Fluoxetine, a well-known antidepressant, sold commercially under names such as Prozac, also had good scores as a treatment. In combination with exercise, the researchers report that fluoxetine reversed 549 Alzheimer’s disease genes. One more positive treatment substance was curcumin.
“We were surprised that both exercise and fluoxetine performed so well,” Gammie said. “We also found that a theoretical combination of the two could be useful and this is consistent with studies by some groups that are now combining the two treatments and testing the effects.”

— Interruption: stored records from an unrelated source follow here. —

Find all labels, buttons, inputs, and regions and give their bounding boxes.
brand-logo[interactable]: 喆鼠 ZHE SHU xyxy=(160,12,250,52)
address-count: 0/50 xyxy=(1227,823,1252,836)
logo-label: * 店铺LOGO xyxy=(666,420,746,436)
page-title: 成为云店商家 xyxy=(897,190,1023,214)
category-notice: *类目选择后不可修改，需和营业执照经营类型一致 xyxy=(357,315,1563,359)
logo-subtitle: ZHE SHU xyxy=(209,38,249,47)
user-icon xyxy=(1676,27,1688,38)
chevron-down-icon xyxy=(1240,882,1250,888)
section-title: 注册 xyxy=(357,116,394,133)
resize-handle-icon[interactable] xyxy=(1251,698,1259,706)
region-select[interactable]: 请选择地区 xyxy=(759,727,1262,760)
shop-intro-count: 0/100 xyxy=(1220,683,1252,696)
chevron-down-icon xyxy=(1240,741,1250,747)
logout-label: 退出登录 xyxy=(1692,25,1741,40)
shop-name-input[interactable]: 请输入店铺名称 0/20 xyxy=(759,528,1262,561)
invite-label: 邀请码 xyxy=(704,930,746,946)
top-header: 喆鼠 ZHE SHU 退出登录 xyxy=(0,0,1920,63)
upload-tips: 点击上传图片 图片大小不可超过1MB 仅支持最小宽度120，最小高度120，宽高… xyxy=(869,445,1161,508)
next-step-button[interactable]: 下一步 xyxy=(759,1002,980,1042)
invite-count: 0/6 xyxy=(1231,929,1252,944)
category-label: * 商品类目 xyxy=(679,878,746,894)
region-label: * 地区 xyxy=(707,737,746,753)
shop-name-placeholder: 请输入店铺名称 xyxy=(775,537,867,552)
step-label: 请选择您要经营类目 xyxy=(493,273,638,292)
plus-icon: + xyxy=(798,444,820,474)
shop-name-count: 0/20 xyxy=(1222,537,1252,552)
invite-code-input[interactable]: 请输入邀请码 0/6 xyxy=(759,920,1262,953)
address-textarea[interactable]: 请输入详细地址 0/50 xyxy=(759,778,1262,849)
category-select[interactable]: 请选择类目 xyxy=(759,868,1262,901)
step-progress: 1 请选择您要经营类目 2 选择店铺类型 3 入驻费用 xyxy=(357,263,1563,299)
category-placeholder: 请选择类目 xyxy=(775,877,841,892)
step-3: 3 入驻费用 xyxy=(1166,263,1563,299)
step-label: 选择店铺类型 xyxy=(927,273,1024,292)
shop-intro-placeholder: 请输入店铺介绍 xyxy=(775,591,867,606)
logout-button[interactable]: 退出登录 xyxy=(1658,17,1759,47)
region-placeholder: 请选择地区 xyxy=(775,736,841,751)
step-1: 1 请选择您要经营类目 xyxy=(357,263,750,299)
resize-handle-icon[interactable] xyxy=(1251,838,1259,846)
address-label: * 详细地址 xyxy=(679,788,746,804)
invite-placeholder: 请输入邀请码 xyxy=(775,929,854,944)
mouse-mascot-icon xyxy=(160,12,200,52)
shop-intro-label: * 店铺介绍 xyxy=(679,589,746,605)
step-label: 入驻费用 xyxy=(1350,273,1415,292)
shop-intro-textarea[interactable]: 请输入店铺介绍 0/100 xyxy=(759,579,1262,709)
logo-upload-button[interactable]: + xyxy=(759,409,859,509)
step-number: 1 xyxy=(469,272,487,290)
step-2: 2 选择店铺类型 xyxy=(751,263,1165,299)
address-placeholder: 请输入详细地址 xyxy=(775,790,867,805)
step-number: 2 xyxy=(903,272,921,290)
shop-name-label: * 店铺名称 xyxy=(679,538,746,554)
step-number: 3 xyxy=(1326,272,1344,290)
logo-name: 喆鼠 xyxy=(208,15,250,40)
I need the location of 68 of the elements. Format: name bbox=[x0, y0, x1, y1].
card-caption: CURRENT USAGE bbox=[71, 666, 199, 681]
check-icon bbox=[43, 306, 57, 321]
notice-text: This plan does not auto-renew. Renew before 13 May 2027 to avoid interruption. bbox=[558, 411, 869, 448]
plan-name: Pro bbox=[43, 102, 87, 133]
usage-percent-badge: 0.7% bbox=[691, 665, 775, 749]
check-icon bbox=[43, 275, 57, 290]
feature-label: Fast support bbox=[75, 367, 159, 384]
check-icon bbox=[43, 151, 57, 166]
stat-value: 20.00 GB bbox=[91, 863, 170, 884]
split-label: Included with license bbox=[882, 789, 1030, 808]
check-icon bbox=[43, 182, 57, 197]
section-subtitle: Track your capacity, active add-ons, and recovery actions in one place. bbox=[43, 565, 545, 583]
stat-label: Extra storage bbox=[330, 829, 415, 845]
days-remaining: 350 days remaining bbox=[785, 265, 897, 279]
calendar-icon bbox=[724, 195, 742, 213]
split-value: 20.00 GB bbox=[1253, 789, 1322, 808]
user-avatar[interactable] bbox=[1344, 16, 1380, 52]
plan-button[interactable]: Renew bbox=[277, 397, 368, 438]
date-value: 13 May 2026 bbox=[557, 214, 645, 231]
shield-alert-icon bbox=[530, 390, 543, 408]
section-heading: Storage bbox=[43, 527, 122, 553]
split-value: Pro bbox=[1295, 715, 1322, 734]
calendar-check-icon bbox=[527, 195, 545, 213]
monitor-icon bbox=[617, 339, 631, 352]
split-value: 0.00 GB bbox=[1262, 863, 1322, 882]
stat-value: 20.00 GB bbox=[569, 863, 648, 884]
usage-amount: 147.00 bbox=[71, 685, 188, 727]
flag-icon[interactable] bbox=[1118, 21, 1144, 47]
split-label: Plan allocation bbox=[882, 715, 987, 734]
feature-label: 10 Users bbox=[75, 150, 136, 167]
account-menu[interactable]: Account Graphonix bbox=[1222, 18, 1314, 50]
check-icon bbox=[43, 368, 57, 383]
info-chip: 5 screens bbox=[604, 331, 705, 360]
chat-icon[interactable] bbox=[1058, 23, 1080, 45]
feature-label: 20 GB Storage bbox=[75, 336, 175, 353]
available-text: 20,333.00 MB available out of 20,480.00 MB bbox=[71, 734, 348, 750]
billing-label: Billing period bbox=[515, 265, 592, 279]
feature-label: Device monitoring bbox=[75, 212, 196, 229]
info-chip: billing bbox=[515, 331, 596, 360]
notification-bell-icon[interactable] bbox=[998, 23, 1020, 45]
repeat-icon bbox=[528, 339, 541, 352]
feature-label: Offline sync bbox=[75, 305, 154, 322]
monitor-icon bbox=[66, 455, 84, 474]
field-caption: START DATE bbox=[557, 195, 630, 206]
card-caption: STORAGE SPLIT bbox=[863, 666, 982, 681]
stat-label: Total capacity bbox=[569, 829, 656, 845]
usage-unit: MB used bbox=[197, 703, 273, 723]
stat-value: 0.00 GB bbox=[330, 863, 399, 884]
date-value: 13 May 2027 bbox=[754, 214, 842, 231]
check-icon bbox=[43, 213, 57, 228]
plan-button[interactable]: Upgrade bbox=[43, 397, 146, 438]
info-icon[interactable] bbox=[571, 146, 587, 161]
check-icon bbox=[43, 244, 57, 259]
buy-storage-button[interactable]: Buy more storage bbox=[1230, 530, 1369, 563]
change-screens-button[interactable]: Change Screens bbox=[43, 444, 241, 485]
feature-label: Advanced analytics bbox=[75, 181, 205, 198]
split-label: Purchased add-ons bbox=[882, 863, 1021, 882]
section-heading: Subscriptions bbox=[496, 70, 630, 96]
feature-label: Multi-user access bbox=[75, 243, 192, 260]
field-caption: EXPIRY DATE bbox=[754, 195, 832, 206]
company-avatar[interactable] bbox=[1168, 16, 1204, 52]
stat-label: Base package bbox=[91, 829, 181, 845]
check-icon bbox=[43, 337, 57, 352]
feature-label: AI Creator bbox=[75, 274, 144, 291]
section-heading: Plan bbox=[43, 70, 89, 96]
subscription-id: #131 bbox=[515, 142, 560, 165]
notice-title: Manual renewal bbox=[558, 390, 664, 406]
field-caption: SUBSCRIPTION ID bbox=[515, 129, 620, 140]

The study gives an important contribution to the knowledge of the genetics of Alzheimer’s disease and possible treatments through gene reversal. It should be noted, however, that data came from postmortem samples and that gene expression reversal in the case of diseases such as Alzheimer’s does not necessarily mean that the course of the disease associated with a certain gene expression portrait will reverse as well.
“One caveat is that we are looking for treatments that reverse gene expression patterns in Alzheimer’s disease at the large scale level, but it is possible that only a small number of specific genes need to be reversed,” Gammie explained. “If that is the case, then we’d need to refine how we score the treatments.”
“Also, it is possible some patterns in AD are occurring because the brain is trying to combat Alzheimer’s disease and one wouldn’t want treatments that disrupt those protective efforts. Finally, this approach may provide insights into how treatments would work or highlight potential new treatments, but it is theoretical and only direct studies can address effectiveness of treatments.”
The paper “Alzheimer’s disease large‑scale gene expression portrait identifies exercise as the top theoretical treatment” was authored by Mason A. Hill and Stephen C. Gammie.